Of course, the point was to get Boeheim to talk about his first potential regular-season No. 1 ranking since 1990. An emphatic win over No. 7 Villanova Saturday, in addition to a colossal upheaval in the front end of the Top 25, left the Orange a prime candidate to fill the vacancy at the top.  

But he wasn’t biting. Just like most of his players in postgame interviews weren’t.
You see, it’s common speak among coaches and athletes to say they don’t believe in rankings. It’s like saying you treat every practice like game day, or that you believe in your coach after a 1-12 season — it’s a filtered and ultimately fallacious statement.



But in Syracuse’s case, we should all be inclined to believe them. This Orange team has seen firsthand the deceptive façade the Top 25 can be. Before the season started, it was shut out of the Associated Press poll and was picked to finish sixth in a conference where it just clinched at least a share of the title.

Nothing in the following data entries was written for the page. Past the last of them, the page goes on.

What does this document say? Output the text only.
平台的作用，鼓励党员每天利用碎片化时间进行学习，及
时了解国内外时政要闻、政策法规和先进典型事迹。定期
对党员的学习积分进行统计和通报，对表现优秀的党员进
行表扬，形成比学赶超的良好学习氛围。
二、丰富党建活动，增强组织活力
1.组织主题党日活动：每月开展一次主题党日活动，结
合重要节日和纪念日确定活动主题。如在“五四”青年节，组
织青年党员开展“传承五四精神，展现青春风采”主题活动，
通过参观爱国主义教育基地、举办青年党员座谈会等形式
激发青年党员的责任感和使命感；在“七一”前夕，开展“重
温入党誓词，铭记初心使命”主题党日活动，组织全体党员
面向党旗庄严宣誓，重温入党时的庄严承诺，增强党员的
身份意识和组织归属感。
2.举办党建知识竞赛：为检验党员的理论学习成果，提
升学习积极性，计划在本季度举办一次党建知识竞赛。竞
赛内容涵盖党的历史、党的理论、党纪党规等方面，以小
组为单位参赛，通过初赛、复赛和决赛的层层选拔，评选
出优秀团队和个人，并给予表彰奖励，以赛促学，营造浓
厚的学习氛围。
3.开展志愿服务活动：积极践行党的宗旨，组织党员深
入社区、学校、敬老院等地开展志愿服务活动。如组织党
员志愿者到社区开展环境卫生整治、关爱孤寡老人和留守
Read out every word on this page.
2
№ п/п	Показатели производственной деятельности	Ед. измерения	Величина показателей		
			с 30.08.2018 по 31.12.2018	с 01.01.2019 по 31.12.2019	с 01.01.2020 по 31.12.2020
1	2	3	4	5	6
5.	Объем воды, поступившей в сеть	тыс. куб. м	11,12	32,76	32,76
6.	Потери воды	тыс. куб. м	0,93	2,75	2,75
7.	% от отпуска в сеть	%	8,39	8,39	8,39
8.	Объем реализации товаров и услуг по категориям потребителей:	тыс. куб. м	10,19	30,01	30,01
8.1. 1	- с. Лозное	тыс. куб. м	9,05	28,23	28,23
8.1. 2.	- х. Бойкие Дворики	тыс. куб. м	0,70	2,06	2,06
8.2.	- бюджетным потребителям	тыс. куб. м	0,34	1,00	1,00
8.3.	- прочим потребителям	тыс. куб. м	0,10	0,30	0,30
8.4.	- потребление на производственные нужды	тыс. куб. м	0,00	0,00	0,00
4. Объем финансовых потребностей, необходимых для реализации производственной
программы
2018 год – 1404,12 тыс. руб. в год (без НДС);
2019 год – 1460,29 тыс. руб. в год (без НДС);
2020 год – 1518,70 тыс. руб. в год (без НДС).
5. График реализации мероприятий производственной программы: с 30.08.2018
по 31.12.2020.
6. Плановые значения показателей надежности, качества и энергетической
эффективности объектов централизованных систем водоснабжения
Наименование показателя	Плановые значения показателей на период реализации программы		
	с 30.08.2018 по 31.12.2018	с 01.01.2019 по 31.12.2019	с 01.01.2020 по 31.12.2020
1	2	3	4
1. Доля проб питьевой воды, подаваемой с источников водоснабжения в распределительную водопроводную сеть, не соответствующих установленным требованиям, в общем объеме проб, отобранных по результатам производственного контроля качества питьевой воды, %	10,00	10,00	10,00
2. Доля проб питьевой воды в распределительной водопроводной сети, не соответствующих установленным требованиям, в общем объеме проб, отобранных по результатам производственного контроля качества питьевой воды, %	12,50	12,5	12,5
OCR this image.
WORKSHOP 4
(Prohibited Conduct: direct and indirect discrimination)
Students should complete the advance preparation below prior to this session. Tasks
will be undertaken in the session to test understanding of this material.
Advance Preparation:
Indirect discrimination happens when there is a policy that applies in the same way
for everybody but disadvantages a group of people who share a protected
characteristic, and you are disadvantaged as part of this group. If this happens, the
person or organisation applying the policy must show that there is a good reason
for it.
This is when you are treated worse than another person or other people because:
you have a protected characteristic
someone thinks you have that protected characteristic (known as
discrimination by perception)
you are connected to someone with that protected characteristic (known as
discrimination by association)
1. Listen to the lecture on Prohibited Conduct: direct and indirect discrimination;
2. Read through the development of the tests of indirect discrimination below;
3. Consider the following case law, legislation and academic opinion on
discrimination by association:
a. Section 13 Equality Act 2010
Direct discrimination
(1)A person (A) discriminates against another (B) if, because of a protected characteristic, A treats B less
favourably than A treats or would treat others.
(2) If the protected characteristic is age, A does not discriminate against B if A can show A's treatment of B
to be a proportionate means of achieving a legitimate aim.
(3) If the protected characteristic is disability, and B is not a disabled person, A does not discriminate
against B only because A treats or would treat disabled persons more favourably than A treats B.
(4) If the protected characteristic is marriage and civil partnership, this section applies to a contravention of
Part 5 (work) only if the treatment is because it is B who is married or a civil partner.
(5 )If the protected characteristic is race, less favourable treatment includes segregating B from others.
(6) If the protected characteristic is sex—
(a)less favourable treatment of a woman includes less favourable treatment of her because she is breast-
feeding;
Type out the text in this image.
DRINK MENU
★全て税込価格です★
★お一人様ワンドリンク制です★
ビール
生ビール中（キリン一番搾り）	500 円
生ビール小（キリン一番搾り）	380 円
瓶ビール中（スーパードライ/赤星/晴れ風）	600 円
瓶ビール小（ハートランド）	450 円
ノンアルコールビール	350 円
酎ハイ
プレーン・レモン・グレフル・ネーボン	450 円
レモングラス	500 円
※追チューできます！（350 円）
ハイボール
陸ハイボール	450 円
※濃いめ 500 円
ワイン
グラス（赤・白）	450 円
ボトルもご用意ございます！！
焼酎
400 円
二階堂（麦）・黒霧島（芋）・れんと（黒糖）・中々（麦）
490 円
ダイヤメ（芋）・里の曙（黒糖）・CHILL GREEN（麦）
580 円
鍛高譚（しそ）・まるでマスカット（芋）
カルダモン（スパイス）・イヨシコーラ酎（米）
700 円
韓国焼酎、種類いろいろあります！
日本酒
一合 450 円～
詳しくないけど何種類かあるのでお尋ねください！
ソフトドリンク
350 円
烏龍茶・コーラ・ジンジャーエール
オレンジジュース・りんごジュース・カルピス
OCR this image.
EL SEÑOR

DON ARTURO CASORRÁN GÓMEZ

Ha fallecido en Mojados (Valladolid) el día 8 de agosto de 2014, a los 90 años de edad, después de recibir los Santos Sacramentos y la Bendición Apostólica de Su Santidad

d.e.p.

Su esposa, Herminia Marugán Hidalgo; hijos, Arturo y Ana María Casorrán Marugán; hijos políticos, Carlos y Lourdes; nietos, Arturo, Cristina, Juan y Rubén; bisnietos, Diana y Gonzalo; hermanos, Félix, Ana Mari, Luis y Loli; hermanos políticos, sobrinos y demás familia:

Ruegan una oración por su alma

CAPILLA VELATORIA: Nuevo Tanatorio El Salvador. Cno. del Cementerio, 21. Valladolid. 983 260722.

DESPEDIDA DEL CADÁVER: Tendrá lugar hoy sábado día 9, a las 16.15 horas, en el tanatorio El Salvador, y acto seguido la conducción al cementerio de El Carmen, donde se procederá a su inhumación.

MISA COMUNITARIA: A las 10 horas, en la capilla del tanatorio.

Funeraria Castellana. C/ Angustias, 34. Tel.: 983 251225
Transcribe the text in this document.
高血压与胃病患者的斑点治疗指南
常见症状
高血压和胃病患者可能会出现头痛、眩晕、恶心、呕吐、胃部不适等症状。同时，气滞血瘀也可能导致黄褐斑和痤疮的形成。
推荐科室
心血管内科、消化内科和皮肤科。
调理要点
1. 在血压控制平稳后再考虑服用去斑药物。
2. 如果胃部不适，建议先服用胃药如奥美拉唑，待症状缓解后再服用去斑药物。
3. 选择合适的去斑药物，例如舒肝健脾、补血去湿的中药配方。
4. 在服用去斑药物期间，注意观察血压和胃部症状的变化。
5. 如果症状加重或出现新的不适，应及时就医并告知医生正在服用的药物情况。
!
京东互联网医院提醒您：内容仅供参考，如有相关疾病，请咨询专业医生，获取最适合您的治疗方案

And now players are supposed to be excited about potentially reaching the apex of the one thing they’ve dismissed all season?  

No. They have the right to say, without question, that they don’t care about rankings.
‘We’re not concerned about anything except St. John’s,’ Boeheim said. ‘Whatever happens (regarding the rankings) happens and all the other stuff. This team has never thought for a minute this year whether we are ranked or not ranked or where our ranking is.’

Let me make one thing clear: This is not a series of jabs against the writers who vote in the AP Top 25, or the coaches in the ESPN/USA Today Top 25 — seven out of the last 10 NCAA national champions were, at one point, ranked No. 1 in those polls. Better than I could do.

For Syracuse, this is more about taking what’s read and heard with a grain of salt, something that will be exponentially more difficult if they earn the No. 1 ranking, and, for how long they keep it.

Here’s a preview: Following the Villanova game, at least four different reporters popped in front of Wes Johnson’s locker, shined the bright camera lights in his face and said definitively: Wes, are you guys the best team in the country?

Diligently, he entertained every single person who asked.

‘I’ll let everybody else decide that,’ Johnson said. ‘We’ll take it one game at a time. We had a good win tonight and we’ve got a good St. John’s team coming in. They’re playing well this year, so we need to prepare for them. But I think we’ll let everybody else decide that.’

And this will go on for the days, or weeks, Syracuse keeps the ranking. People will ask the Orange if it feels it has a target on its back. Whether or not the pressure mounts each and every game now that it’s the top dog.

With a loss, Syracuse’s weaknesses and failures will be magnified. Relinquishing the top spot will earn that dunce-cap NO.1 TEAM UPSET spot on SportsCenter’s daily rundown.
It’s a Mack-sized shot to the Orange’s confidence the team won’t need, or deserve. But only if it buys into the hype, believes that these polls actually mean something.

Instead, Syracuse players and fans need to listen to Boeheim. The rankings, in this case, really don’t matter. Getting too caught up in something so menial will only damage the team in the long run. Playing up to someone else’s standard damages team psyche during a time of year when it needs to be strongest.  

When people ask Syracuse players if they think they’re No. 1, they should all respond the way Rick Jackson did Saturday.

‘I love these guys, I see these guys every day,’ Jackson said. ‘I think they’re all a great bunch of guys. I think we go out and play hard.’

Pressed for more of an answer, he rolled his eyes and said of course he thinks he plays on the best team in the country, wouldn’t anyone?

And as far as the polls go, don’t worry — these things have a way of working themselves out without stressing. Remember those three teams in the last 10 years that won the national championship and were never No. 1 in the Top 25?

One was Maryland in 2002.

Another was Florida in 2006.

And then there was Syracuse, back in 2003.